Het tweede type discriminatiegrap richt zich op discriminatie van minderheden door meerderheden. Dit type van discriminatie beperkt zich niet tot de Sovjetunie, en veel sovjetminderheidsgroepen, vooral de kleine die in afgelegen gebieden wonen, worden relatief goed behandeld en genieten zelfs voordelen waarop Russen geen aanspraak kunnen maken. Niettemin is ‘raciale arrogantie’ zeer diep geworteld in de Russische mentaliteit en sinds Stalin in het midden van de jaren dertig de neiging tot Grootrussisch chauvinisme en gevoelens van antisemitisme nieuw leven inblies, wordt er
| |
| |
door partijdemagogen op ingespeeld. (‘Wat is het verschil tussen Mozes en Stalin?’ ‘Mozes leidde de joden uit Egypte. Stalin leidde ze uit het Centraal Comité.’) Stalin en zijn opvolgers hebben nooit expliciet afstand gedaan van het bolsjewistische beleid dat rassendiscriminatie verbood, maar ze hebben bij herhaling de rechten van Tataren, Georgiërs, Armeniërs, Oesbeken, joden en andere ethnische en nationale groeperingen met voeten getreden. Dit soort discriminatie komt in talloze grappen tot uitdrukking, veel van die grappen kunnen teruggevoerd worden tot joodse bronnen. Ziehier een nogal complex voorbeeld van zo'n oorspronkelijk joodse grap: Tijdens de Grote Vaderlandse Oorlog installeren de Duitsers een luidspreker aan het Oostfront en roepen de Rode soldaten op zich over te geven: ‘Russ sdaysia, Russ sdaysia!’ (Russen geeft u over!) Aan de sovjetkant klinkt een stem met een zwaar Centraalaziatisch accent op: ‘Kunt u geen Oesbeken gebruiken?’
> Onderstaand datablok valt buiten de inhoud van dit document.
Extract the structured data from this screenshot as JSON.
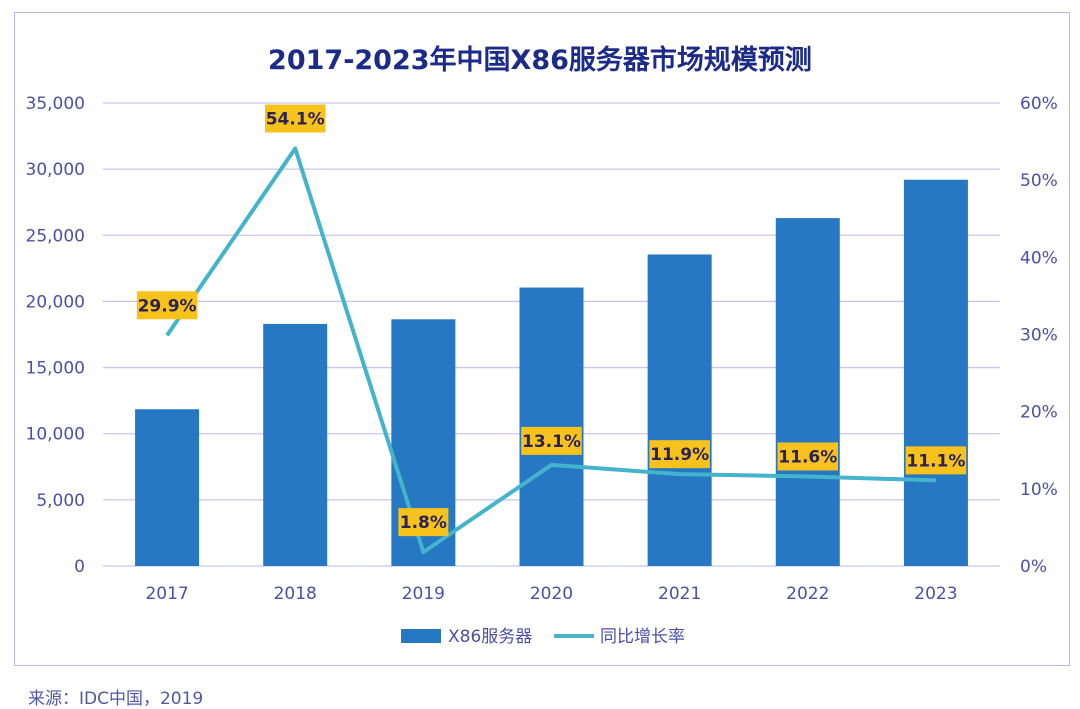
{
  "colors": {
    "bar": "#2678c2",
    "line": "#43b4cc",
    "label_bg": "#f8c21c",
    "label_text": "#2b2257",
    "axis_text": "#4c4fa6",
    "grid": "#c8c6ee",
    "title": "#1c2a8a"
  },
  "chart_data": {
    "type": "bar",
    "title": "2017-2023年中国X86服务器市场规模预测",
    "categories": [
      "2017",
      "2018",
      "2019",
      "2020",
      "2021",
      "2022",
      "2023"
    ],
    "series": [
      {
        "name": "X86服务器",
        "type": "bar",
        "axis": "left",
        "values": [
          11850,
          18300,
          18650,
          21050,
          23550,
          26300,
          29200
        ]
      },
      {
        "name": "同比增长率",
        "type": "line",
        "axis": "right",
        "values": [
          29.9,
          54.1,
          1.8,
          13.1,
          11.9,
          11.6,
          11.1
        ],
        "labels": [
          "29.9%",
          "54.1%",
          "1.8%",
          "13.1%",
          "11.9%",
          "11.6%",
          "11.1%"
        ]
      }
    ],
    "y_left": {
      "ylim": [
        0,
        35000
      ],
      "ticks": [
        0,
        5000,
        10000,
        15000,
        20000,
        25000,
        30000,
        35000
      ],
      "tick_labels": [
        "0",
        "5,000",
        "10,000",
        "15,000",
        "20,000",
        "25,000",
        "30,000",
        "35,000"
      ]
    },
    "y_right": {
      "ylim": [
        0,
        60
      ],
      "ticks": [
        0,
        10,
        20,
        30,
        40,
        50,
        60
      ],
      "tick_labels": [
        "0%",
        "10%",
        "20%",
        "30%",
        "40%",
        "50%",
        "60%"
      ]
    },
    "grid": true,
    "legend_position": "bottom-center"
  },
  "source": "来源：IDC中国，2019"
}
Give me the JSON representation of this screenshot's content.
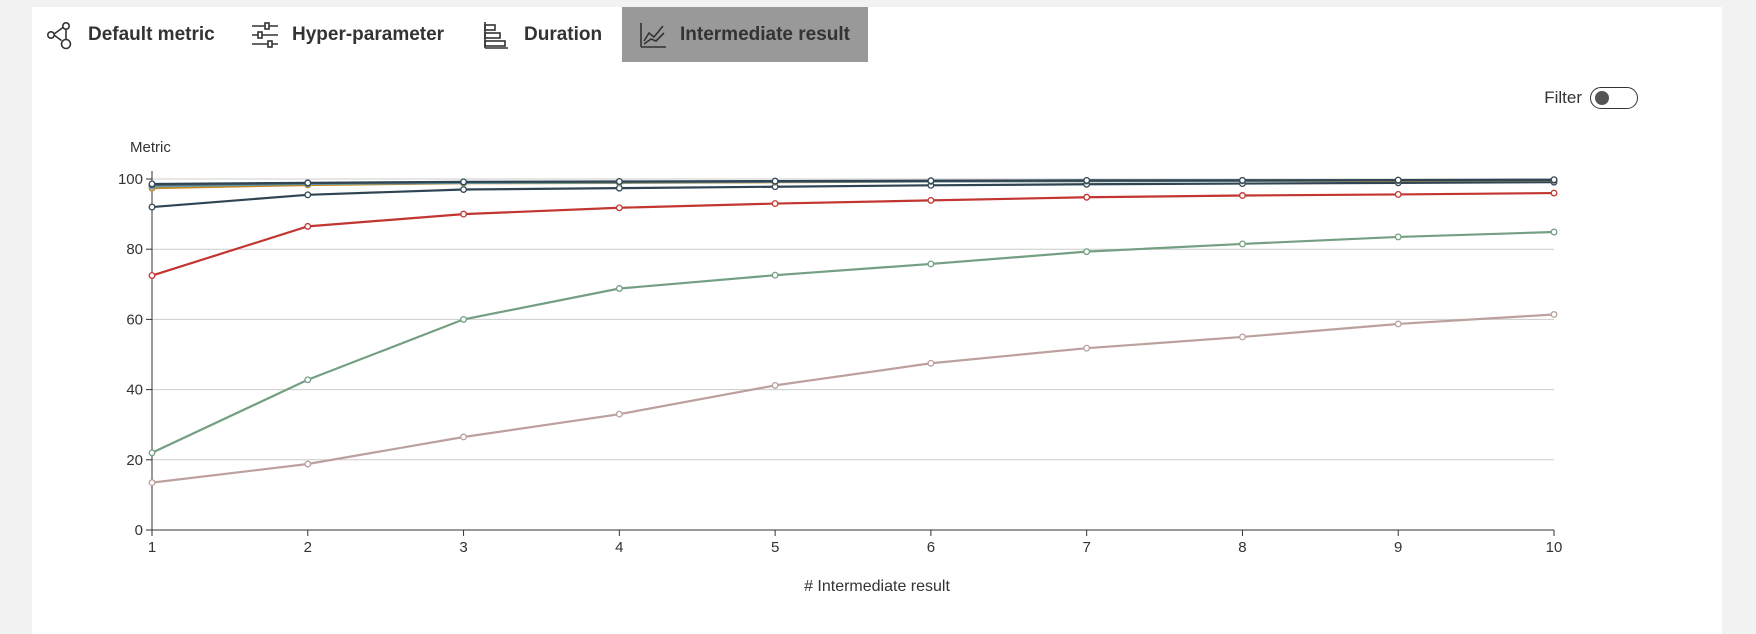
{
  "tabs": [
    {
      "label": "Default metric",
      "icon": "graph-nodes-icon",
      "active": false
    },
    {
      "label": "Hyper-parameter",
      "icon": "sliders-icon",
      "active": false
    },
    {
      "label": "Duration",
      "icon": "bar-chart-icon",
      "active": false
    },
    {
      "label": "Intermediate result",
      "icon": "line-chart-icon",
      "active": true
    }
  ],
  "filter": {
    "label": "Filter",
    "enabled": false
  },
  "chart_data": {
    "type": "line",
    "xlabel": "# Intermediate result",
    "ylabel": "Metric",
    "x": [
      1,
      2,
      3,
      4,
      5,
      6,
      7,
      8,
      9,
      10
    ],
    "xlim": [
      1,
      10
    ],
    "ylim": [
      0,
      100
    ],
    "yticks": [
      0,
      20,
      40,
      60,
      80,
      100
    ],
    "grid": true,
    "series": [
      {
        "color": "#bca09e",
        "values": [
          13.5,
          18.8,
          26.5,
          33,
          41.2,
          47.5,
          51.8,
          55,
          58.7,
          61.4
        ]
      },
      {
        "color": "#749f83",
        "values": [
          22,
          42.8,
          60,
          68.8,
          72.6,
          75.8,
          79.3,
          81.5,
          83.5,
          84.9
        ]
      },
      {
        "color": "#c23531",
        "values": [
          72.5,
          86.5,
          90,
          91.8,
          93,
          93.9,
          94.8,
          95.3,
          95.6,
          96
        ]
      },
      {
        "color": "#2f4554",
        "values": [
          92,
          95.5,
          97,
          97.4,
          97.8,
          98.2,
          98.5,
          98.7,
          98.9,
          99.1
        ]
      },
      {
        "color": "#ca8622",
        "values": [
          97.4,
          98.3,
          98.8,
          98.9,
          99.1,
          99.3,
          99.4,
          99.5,
          99.5,
          99.6
        ]
      },
      {
        "color": "#61a0a8",
        "values": [
          97.9,
          98.6,
          98.9,
          99,
          99.2,
          99.3,
          99.4,
          99.5,
          99.6,
          99.7
        ]
      },
      {
        "color": "#546570",
        "values": [
          98.3,
          98.8,
          99.1,
          99.2,
          99.3,
          99.4,
          99.5,
          99.6,
          99.6,
          99.7
        ]
      },
      {
        "color": "#2f4554",
        "values": [
          98.6,
          98.9,
          99.2,
          99.3,
          99.4,
          99.5,
          99.6,
          99.6,
          99.7,
          99.8
        ]
      }
    ]
  }
}
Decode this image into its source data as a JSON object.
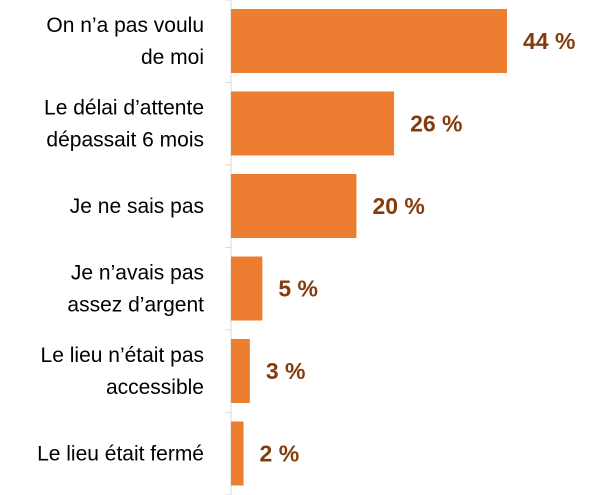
{
  "chart_data": {
    "type": "bar",
    "orientation": "horizontal",
    "categories": [
      [
        "On n’a pas voulu",
        "de moi"
      ],
      [
        "Le délai d’attente",
        "dépassait 6 mois"
      ],
      [
        "Je ne sais pas"
      ],
      [
        "Je n’avais pas",
        "assez d’argent"
      ],
      [
        "Le lieu n’était pas",
        "accessible"
      ],
      [
        "Le lieu était fermé"
      ]
    ],
    "values": [
      44,
      26,
      20,
      5,
      3,
      2
    ],
    "value_labels": [
      "44 %",
      "26 %",
      "20 %",
      "5 %",
      "3 %",
      "2 %"
    ],
    "unit": "%",
    "xlim": [
      0,
      48
    ],
    "grid": false,
    "legend": "none"
  },
  "colors": {
    "bar": "#ed7d31",
    "value_label": "#843c0c",
    "axis": "#d9d9d9"
  }
}
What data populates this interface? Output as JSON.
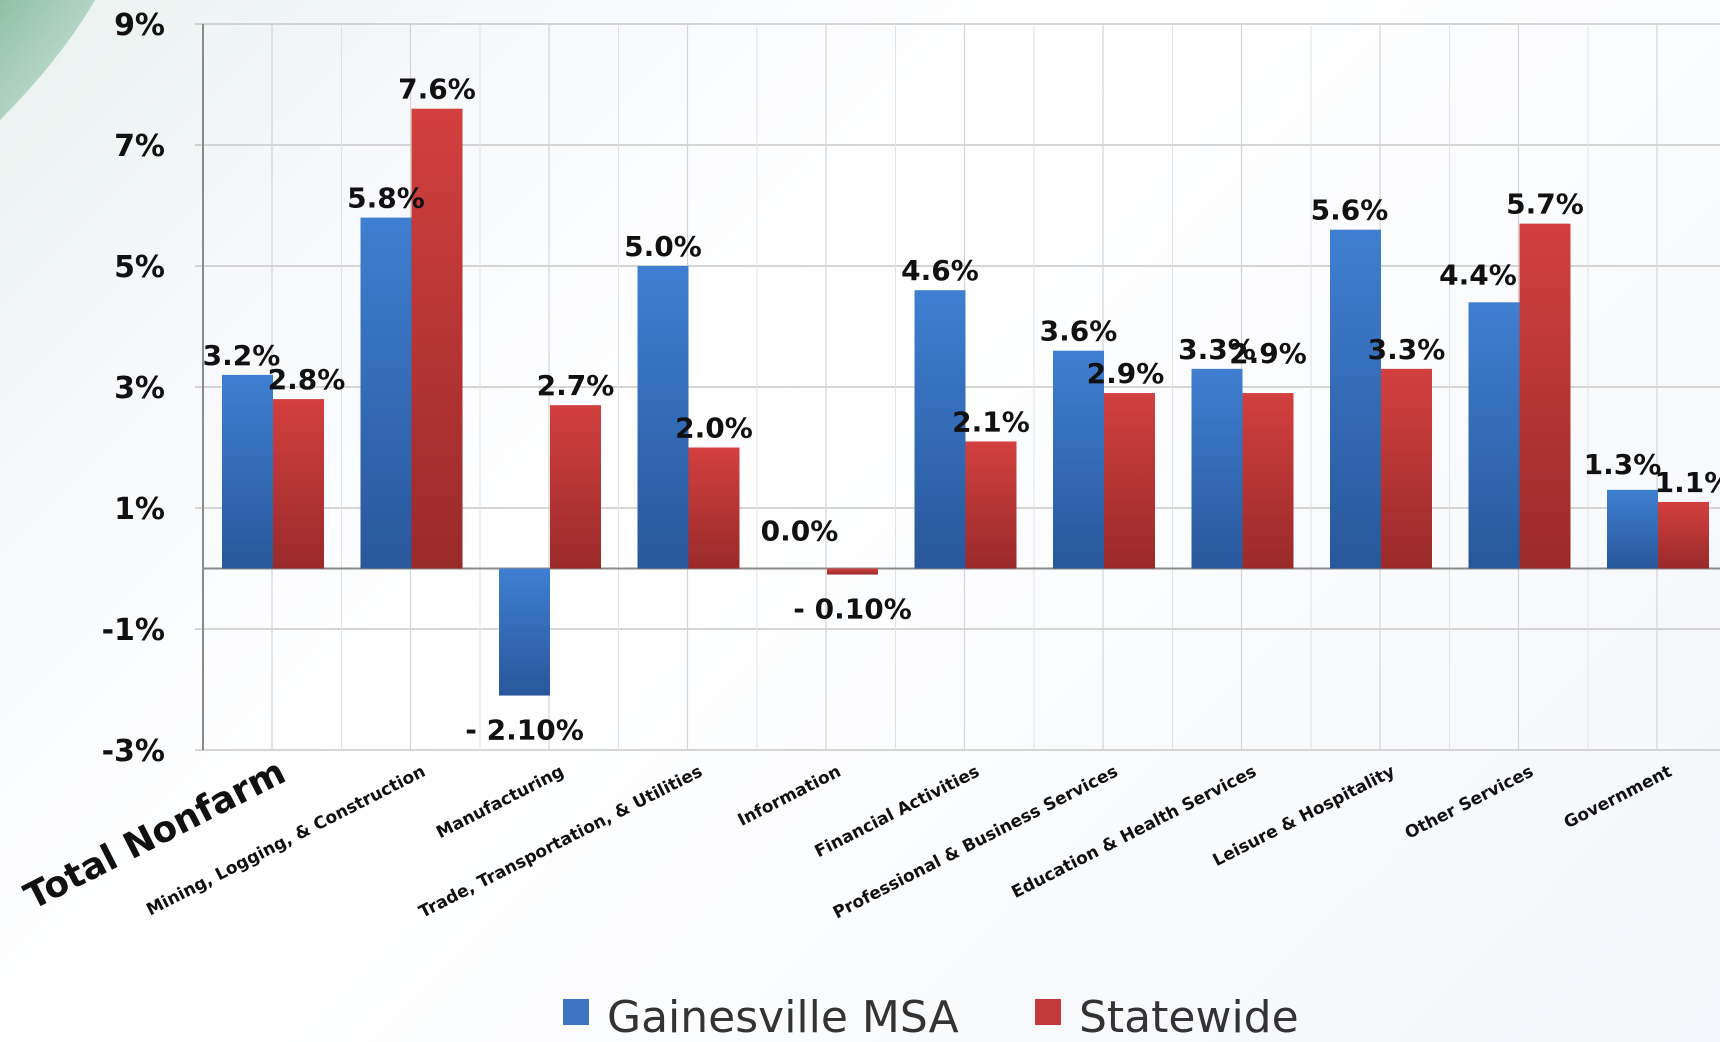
{
  "chart_data": {
    "type": "bar",
    "categories": [
      "Total Nonfarm",
      "Mining, Logging, & Construction",
      "Manufacturing",
      "Trade, Transportation, & Utilities",
      "Information",
      "Financial Activities",
      "Professional & Business Services",
      "Education & Health Services",
      "Leisure & Hospitality",
      "Other Services",
      "Government"
    ],
    "series": [
      {
        "name": "Gainesville MSA",
        "color": "#3a74c4",
        "values": [
          3.2,
          5.8,
          -2.1,
          5.0,
          0.0,
          4.6,
          3.6,
          3.3,
          5.6,
          4.4,
          1.3
        ],
        "labels": [
          "3.2%",
          "5.8%",
          "- 2.10%",
          "5.0%",
          "0.0%",
          "4.6%",
          "3.6%",
          "3.3%",
          "5.6%",
          "4.4%",
          "1.3%"
        ]
      },
      {
        "name": "Statewide",
        "color": "#c8383a",
        "values": [
          2.8,
          7.6,
          2.7,
          2.0,
          -0.1,
          2.1,
          2.9,
          2.9,
          3.3,
          5.7,
          1.1
        ],
        "labels": [
          "2.8%",
          "7.6%",
          "2.7%",
          "2.0%",
          "- 0.10%",
          "2.1%",
          "2.9%",
          "2.9%",
          "3.3%",
          "5.7%",
          "1.1%"
        ]
      }
    ],
    "y_ticks": [
      9,
      7,
      5,
      3,
      1,
      -1,
      -3
    ],
    "y_tick_labels": [
      "9%",
      "7%",
      "5%",
      "3%",
      "1%",
      "-1%",
      "-3%"
    ],
    "ylim": [
      -3,
      9
    ],
    "grid": true,
    "legend_position": "bottom"
  }
}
Deze grap vindt zijn oorsprong in de laatnegentiende-eeuwse Russisch-joodse pacifistische grap. In het joodse getto bestond een sterke pacifistische traditie. Joden die geronseld werden voor het tsaristische leger voelden zich dubbel gekwetst. Ze werden niet alleen gedwongen te vechten, maar ze moesten bovendien vechten voor een regime dat hen onderdrukte. Zo werd de joods-pacifistische grap met haar schitterende, melancholieke ironie geboren. Een van de verhalen gaat over een regiment bestaande uit Talmoedgeleerden die door de tsaar zijn opgeroepen. Het blijken zeer goede schutters te zijn, met een scherpe blik en een vaste hand. Ze schieten steevast in de roos. Ze worden direct naar het front gestuurd. Als de vijand hun linie nadert krijgen de geleerden het bevel te schieten. Er gebeurt niets. Het bevel wordt herhaald. Weer niks. De commandant van het regiment grijpt een van de geleerden die het dichtst bij hem staat en schreeuwt: ‘Waarom, voor de donder, schiet je niet!’ De geleerde draait zich geschokt om en zegt: ‘Maar dat daar, dat zijn mensen!’
Nog altijd moeten veel gewone Russen niks hebben van het pacifisme, ze beschouwen het als een vorm van lafheid. De Russische grap over de Oesbeken is derhalve geen grap uit de pacifistische traditie, al gaan de plot en de clou terug op joodse bronnen. In plaats daarvan benadrukt deze grap het Russische superioriteitsgevoel ten aanzien van de verachtelijke Aziaten, zij past in een reeks vergelijkbare grappen over Mongolen, Tataren, Boeryats en andere niet-Europese volken in de Sovjetunie. De ‘kunt-u-ons-niet-gebruiken’ - clou komt ook voor in joodse grappen: Een jood en een kozak staan voor de rechter. De jood heeft de kozak beschuldigd van het stelen van zijn paard. De kozak: ‘Ik heb het niet gestolen, ik heb het gevonden.’ De jood: ‘Leugenaar! Ik zat op dat moment op het paard! Met je zweep heb je me gedwongen af te stijgen!’ De rechter: ‘Kozak, zat de jood op zijn paard?’ Na een lichte aarzeling zegt de kozak: ‘Nu ja, ik heb beide gevonden, maar ik kon de jood verder nergens voor gebruiken.’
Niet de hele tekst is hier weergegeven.